Sleep deprivation is the obvious culprit. I haven't slept more than 2 hours at a time since Noah was born and probably won't until he's sleep-trained. Sadly, however, sleep-training is not going as well as I hoped. His longest sleep stretch is a mere 3 hours and he doesn't seem to be very good at self-soothing.
|Don't act cute with me. You know what a pain in the butt you are!|
But it could also be because I'm sick.
And/or that I haven't touched dairy, chocolate, or caffeine in 8 weeks.
And/or I've been isolated at home because I'm deathly afraid of taking the baby out and having him catch a cold.
And/or the fact that the baby is not really on a schedule so I can't plan my day and I have almost no control over any aspect of my life. For a type-A person to not have control...well, let's just say nothing could be worse. Add to the mix that I'm generally a pessimist and debbie downer and it's no wonder the blues have ensued.

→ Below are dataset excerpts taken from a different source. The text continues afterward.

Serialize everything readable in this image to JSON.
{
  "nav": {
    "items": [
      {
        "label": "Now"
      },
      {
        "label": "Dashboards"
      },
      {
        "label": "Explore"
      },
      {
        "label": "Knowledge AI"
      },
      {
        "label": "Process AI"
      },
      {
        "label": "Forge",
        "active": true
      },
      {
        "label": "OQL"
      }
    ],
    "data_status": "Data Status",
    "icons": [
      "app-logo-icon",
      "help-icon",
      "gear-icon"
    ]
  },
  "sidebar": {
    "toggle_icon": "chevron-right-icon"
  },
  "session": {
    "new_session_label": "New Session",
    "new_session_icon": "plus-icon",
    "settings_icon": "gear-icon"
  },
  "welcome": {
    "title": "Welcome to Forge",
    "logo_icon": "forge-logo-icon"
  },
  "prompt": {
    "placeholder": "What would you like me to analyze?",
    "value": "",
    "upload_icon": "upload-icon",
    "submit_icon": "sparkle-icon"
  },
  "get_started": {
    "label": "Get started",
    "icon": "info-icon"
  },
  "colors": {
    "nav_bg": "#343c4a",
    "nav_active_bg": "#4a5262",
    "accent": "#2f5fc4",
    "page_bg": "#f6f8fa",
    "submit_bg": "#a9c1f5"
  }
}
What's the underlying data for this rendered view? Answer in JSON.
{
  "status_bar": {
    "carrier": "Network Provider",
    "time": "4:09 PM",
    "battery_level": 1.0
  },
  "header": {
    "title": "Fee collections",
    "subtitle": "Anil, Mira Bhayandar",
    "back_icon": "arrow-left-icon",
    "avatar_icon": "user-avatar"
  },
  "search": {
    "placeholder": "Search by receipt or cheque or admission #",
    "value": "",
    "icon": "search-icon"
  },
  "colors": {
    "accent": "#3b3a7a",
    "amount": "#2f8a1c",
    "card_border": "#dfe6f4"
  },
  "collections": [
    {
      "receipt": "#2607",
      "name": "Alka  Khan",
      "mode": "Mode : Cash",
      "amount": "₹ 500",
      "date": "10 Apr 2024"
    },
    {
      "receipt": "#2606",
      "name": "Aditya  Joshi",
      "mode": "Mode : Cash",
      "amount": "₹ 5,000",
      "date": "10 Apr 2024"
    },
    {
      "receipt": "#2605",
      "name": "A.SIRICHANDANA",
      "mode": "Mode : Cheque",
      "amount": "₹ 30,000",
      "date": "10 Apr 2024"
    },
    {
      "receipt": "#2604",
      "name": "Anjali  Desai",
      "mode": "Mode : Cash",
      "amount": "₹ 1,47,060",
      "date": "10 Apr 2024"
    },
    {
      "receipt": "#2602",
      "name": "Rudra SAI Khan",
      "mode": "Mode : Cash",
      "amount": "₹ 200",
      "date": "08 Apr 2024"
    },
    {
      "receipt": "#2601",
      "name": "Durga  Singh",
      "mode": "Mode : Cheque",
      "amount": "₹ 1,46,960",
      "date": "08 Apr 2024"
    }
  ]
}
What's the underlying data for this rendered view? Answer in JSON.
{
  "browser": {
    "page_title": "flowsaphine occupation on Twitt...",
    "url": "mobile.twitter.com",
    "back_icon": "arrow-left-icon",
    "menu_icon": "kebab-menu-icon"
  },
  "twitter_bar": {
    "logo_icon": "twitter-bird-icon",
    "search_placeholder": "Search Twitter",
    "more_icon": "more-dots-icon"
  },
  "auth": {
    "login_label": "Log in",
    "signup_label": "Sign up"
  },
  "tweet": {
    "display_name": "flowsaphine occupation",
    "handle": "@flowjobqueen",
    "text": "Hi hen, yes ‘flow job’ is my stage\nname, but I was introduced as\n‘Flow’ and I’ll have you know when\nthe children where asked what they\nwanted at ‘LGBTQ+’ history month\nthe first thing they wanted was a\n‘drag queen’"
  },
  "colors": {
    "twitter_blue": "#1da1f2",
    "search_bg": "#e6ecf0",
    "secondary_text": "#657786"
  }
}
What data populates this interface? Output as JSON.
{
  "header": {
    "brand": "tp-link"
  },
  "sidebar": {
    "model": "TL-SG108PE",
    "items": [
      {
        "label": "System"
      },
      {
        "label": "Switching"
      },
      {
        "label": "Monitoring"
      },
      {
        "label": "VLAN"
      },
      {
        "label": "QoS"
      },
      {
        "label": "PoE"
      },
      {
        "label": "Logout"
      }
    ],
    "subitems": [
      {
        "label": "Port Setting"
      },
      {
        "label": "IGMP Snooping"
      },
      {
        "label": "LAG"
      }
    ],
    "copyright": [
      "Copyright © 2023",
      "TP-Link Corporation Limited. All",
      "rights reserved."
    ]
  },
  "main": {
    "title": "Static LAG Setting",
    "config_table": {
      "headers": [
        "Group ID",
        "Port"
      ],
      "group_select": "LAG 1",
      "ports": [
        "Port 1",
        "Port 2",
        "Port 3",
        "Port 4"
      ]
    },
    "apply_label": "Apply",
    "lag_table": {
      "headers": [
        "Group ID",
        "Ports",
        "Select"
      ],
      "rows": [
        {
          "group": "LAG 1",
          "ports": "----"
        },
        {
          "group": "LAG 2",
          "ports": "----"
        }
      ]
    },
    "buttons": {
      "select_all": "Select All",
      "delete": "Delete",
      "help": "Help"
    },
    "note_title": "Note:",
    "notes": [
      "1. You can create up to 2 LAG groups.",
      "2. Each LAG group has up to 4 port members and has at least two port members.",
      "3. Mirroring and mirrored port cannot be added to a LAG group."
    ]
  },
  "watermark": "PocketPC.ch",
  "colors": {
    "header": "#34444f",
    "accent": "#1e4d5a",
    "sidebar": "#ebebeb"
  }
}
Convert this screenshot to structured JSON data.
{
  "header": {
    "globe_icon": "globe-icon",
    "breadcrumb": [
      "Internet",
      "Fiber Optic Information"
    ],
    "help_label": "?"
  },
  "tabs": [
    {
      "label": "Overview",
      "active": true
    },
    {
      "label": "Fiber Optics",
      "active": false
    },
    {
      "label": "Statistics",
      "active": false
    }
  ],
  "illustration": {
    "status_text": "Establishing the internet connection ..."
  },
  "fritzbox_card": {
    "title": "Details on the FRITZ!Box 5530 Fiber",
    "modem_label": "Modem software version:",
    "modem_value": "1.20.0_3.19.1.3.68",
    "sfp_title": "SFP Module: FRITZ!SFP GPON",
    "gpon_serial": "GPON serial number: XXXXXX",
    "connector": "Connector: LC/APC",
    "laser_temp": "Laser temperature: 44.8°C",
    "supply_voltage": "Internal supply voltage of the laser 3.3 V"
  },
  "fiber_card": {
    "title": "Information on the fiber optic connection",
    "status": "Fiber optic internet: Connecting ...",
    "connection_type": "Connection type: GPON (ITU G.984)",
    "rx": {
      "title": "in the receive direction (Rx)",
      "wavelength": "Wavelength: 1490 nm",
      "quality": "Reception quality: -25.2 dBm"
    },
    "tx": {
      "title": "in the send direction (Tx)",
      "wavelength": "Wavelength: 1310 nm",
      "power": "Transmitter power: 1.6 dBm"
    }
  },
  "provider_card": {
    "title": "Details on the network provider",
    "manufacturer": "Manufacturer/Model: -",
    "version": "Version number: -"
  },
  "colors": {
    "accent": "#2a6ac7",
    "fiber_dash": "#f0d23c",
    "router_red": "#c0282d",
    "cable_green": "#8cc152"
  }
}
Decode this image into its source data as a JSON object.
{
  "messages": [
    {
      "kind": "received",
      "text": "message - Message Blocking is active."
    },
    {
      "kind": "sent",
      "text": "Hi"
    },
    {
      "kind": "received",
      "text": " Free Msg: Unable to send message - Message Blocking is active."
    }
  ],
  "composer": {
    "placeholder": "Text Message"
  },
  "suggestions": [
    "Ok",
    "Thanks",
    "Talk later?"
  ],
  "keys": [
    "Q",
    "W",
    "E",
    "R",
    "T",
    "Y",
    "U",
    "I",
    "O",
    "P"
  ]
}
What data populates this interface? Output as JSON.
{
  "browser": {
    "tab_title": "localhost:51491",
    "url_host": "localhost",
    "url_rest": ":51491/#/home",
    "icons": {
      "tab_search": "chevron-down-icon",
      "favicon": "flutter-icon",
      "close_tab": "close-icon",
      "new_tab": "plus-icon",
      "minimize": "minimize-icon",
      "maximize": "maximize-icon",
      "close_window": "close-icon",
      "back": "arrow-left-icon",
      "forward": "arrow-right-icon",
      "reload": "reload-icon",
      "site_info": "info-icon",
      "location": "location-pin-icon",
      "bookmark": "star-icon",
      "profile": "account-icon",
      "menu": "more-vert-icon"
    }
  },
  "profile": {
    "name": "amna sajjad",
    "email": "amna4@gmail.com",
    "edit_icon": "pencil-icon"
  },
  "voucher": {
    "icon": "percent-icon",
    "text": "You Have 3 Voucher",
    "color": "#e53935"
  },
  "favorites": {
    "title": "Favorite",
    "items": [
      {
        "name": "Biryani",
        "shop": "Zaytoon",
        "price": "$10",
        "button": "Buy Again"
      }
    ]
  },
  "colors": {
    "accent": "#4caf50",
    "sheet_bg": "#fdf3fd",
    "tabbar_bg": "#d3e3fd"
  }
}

And/or the fact that I can't put Noah down for naps. The physical exhaustion of holding a 12 lb child for 8-10 hours a day is definitely exacting a toll on my achy neck and shoulders.
And/or that I feel guilty about not giving Judah much attention. Ironically I wanted to have another baby to force Judah to be less attention-needy. To be able to play on his own and be more independent. But instead it's just made him weepy and miserable every day. He constantly tells me "I missed you all day at Ms. Lori's house (his daycare)." And he falls apart every time he sees me holding Noah (which is practically all the time since I can't put Noah down for a nap). And more than ever he constantly wants me to play with him and does not play on his own. Ugh.
|My poor neglected big boy.|
This last weekend I checked in on him during nursery hour and he looked downright depressed. I've never seen him like that before. He's always a happy, hyper, active guy. But even though his favorite people were joking with him and trying to cheer him up, he just sat glumly on a chair, looking downcast.
|A rare moment when Noah isn't around!|
Being replaced by a baby has really taken a toll on poor Judah.
|Judah proudly shows off his new police badge and gave me a 'deputy' orange sticker.|
I know this newborn period won't last forever. By at least 14 weeks Noah should be able to sleep at least 5 hours at a time and take naps on his own. But that seems like a hopeless eternity when you have the baby blues.
Every morning I wake up and regret the fact that I've woken up. Every morning I have to give myself a mental pep-talk just to cobble together the will to go on.
Usually, it's just a simple mantra that I try to believe each time I repeat it--it won't always be like this. It will get better. Just get through this one day. One more day. One day more.
Or when it's really bad...one more hour.